Download Digital Literacies Book in PDF, ePub and Kindle

This book brings together a group of internationally-reputed authors in the field of digital literacy. Their essays explore a diverse range of the concepts, policies and practices of digital literacy, and discuss how digital literacy is related to similar ideas: information literacy, computer literacy, media literacy, functional literacy and digital competence. It is argued that in light of this diversity and complexity, it is useful to think of digital literacies - the plural as well the singular. The first part of the book presents a rich mix of conceptual and policy perspectives; in the second part contributors explore social practices of digital remixing, blogging, online trading and social networking, and consider some legal issues associated with digital media.


World Literature, Cosmopolitanism, Globality

World Literature, Cosmopolitanism, Globality
Author: Gesine Müller
Publisher: Walter de Gruyter GmbH & Co KG
Total Pages: 246
Release: 2019-10-21
Genre: Foreign Language Study
ISBN: 3110641135

Download World Literature, Cosmopolitanism, Globality Book in PDF, ePub and Kindle

From today’s vantage point it can be denied that the confidence in the abilities of globalism, mobility, and cosmopolitanism to illuminate cultural signification processes of our time has been severely shaken. In the face of this crisis, a key concept of this globalizing optimism as World Literature has been for the past twenty years necessarily is in the need of a comprehensive revision. World Literature, Cosmopolitanism, Globality: Beyond, Against, Post, Otherwise offers a wide range of contributions approaching the blind spots of the globally oriented Humanities for phenomena that in one way or another have gone beyond the discourses, aesthetics, and political positions of liberal cosmopolitanism and neoliberal globalization. Departing basically (but not exclusively) from different examples of Latin American literatures and cultures in globalized contexts, this volume provides innovative insights into critical readings of World Literature and its related conceptualizations. A timely book that embraces highly innovative perspectives, it will be a mustread for all scholars involved in the field of the global dimensions of literature.

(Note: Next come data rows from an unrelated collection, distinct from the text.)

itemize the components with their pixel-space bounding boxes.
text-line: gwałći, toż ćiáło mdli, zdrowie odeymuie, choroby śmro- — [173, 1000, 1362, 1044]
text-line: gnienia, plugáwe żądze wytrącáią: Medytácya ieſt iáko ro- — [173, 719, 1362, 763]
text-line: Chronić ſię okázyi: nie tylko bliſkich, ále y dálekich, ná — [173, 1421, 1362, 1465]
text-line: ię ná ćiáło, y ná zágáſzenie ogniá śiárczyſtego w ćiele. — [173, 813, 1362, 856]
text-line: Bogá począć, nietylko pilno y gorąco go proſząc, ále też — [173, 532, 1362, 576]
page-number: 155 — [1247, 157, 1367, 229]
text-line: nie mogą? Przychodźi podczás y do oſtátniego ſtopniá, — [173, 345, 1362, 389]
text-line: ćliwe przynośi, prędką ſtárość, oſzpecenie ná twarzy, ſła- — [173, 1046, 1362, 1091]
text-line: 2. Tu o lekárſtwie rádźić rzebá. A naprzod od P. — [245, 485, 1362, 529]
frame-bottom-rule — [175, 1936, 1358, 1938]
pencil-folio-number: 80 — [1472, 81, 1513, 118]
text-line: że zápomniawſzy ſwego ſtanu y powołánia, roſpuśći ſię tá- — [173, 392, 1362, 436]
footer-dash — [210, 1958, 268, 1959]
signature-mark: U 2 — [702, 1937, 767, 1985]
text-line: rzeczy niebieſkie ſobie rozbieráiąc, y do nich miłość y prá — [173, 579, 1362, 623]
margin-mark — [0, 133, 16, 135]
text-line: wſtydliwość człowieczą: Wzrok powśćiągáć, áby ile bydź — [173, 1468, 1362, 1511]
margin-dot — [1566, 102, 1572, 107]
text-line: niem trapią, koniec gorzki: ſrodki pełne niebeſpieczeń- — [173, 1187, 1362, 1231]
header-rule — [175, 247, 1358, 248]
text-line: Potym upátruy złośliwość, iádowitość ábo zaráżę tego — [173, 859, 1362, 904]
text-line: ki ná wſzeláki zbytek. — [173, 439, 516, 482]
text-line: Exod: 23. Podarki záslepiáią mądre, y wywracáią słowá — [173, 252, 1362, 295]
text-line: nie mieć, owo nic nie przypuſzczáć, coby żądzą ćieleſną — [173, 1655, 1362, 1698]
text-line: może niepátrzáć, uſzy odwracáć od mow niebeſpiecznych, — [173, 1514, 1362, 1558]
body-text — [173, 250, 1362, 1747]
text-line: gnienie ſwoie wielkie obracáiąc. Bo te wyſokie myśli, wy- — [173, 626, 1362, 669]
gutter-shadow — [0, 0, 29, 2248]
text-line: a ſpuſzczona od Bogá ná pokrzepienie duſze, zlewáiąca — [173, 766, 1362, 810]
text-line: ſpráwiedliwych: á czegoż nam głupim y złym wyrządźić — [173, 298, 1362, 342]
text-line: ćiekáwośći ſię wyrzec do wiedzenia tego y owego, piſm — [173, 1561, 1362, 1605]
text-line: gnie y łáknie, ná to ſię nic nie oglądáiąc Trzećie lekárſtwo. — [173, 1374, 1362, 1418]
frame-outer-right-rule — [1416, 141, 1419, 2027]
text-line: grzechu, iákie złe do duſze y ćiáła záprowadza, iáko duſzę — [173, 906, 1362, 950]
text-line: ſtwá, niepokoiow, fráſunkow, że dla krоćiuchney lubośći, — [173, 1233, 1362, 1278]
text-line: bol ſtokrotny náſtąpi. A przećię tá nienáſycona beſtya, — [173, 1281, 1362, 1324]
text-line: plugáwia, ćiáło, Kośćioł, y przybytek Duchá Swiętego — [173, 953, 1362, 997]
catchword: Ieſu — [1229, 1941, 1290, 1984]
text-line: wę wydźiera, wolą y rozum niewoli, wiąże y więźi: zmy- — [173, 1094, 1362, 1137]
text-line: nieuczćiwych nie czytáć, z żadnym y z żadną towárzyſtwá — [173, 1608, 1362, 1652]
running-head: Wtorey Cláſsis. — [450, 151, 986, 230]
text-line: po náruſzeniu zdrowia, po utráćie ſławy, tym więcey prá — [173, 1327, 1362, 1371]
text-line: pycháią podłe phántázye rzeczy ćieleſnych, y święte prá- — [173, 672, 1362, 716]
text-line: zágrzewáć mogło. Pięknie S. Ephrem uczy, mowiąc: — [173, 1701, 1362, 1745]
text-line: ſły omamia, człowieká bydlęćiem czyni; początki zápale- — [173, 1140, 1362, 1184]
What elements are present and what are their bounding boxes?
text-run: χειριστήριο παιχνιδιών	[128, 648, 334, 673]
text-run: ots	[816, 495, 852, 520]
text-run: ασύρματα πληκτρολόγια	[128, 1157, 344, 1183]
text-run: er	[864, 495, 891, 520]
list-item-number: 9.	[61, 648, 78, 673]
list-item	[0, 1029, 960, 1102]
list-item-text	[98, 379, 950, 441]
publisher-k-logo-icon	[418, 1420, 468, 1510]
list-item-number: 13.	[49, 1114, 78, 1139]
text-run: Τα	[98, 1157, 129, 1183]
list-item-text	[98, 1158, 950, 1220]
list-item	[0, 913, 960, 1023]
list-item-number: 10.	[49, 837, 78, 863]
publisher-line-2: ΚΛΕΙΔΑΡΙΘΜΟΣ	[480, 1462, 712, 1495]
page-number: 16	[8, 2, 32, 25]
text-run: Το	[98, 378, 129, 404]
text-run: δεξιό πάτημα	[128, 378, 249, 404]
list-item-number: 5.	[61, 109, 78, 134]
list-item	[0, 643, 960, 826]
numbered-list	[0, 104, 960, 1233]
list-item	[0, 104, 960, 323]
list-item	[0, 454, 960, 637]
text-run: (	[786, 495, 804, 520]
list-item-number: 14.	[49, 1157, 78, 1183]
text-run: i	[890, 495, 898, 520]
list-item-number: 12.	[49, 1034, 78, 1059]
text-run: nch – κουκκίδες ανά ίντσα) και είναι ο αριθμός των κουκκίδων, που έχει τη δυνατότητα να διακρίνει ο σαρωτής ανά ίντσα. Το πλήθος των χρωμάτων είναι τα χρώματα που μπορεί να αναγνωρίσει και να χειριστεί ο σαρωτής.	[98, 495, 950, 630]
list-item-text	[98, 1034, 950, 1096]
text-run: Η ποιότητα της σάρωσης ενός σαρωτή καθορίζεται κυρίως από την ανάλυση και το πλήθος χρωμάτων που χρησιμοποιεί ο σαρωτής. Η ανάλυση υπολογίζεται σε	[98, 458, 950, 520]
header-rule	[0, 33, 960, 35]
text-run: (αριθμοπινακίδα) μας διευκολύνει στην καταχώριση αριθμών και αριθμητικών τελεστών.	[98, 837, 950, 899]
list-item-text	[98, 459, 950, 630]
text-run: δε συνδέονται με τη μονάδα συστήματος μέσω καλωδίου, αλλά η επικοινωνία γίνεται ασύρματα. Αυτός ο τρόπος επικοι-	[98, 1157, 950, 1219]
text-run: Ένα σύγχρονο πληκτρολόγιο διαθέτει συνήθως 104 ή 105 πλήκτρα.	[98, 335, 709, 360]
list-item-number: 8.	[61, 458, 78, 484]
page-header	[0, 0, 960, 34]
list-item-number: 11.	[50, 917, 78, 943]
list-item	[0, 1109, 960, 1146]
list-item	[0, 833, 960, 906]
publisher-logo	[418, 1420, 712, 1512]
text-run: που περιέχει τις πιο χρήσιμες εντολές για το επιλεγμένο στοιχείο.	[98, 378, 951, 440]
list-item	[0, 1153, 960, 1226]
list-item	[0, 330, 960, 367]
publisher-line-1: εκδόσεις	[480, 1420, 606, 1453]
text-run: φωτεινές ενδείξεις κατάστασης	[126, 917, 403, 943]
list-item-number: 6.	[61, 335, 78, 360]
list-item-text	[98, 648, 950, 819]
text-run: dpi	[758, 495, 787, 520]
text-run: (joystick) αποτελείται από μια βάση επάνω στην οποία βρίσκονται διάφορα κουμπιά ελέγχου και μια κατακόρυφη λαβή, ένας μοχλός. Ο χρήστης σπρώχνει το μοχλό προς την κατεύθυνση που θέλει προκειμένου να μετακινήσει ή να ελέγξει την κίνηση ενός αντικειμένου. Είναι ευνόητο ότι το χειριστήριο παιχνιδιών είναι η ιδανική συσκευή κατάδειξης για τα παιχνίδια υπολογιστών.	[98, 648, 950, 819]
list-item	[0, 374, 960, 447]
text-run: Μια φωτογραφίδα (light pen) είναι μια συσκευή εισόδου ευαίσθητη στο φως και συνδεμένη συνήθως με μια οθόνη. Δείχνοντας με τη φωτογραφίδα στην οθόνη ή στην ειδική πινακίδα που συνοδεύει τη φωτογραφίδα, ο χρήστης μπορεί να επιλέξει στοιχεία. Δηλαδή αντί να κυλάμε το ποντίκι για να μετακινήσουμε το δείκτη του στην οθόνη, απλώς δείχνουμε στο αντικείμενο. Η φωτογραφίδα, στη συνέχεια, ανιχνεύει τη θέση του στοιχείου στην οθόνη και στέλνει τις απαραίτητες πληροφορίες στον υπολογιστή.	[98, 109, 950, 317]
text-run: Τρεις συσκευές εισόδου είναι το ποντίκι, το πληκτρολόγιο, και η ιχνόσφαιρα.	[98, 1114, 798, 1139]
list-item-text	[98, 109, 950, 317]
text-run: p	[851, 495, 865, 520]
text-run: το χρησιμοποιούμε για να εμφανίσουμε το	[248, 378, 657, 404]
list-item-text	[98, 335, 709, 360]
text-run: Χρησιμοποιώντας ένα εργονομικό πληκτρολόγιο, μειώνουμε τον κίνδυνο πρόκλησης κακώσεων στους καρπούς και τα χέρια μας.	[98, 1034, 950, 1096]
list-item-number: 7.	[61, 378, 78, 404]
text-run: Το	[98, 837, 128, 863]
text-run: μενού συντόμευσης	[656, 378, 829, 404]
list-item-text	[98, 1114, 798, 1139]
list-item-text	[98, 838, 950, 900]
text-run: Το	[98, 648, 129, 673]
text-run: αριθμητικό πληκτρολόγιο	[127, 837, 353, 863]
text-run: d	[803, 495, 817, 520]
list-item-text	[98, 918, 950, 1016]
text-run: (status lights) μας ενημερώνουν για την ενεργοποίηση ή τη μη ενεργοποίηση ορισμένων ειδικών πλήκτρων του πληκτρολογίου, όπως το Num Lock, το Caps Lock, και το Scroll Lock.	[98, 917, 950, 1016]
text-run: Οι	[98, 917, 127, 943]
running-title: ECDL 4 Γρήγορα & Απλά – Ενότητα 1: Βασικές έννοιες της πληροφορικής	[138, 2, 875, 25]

Anarchism in Latin America

Anarchism in Latin America
Author: Ángel J. Cappelletti
Publisher: AK Press
Total Pages: 232
Release: 2018-02-13
Genre: History
ISBN: 1849352836

Download Anarchism in Latin America Book in PDF, ePub and Kindle

The available material in English discussing Latin American anarchism tends to be fragmentary, country-specific, or focused on single individuals. This new translation of Ángel Cappelletti's wide-ranging, country-by-country historical overview of anarchism's social and political achievements in fourteen Latin American nations is the first book-length regional history ever published in English. With a foreword by the translator. Ángel J. Cappelletti (1927–1995) was an Argentinian philosopher who taught at Simon Bolivar University in Venezuela. He is the author of over forty works primarily investigating philosophy and anarchism. Gabriel Palmer-Fernandez is Distinguished Professor of Philosophy and Religious Studies at Youngstown State University.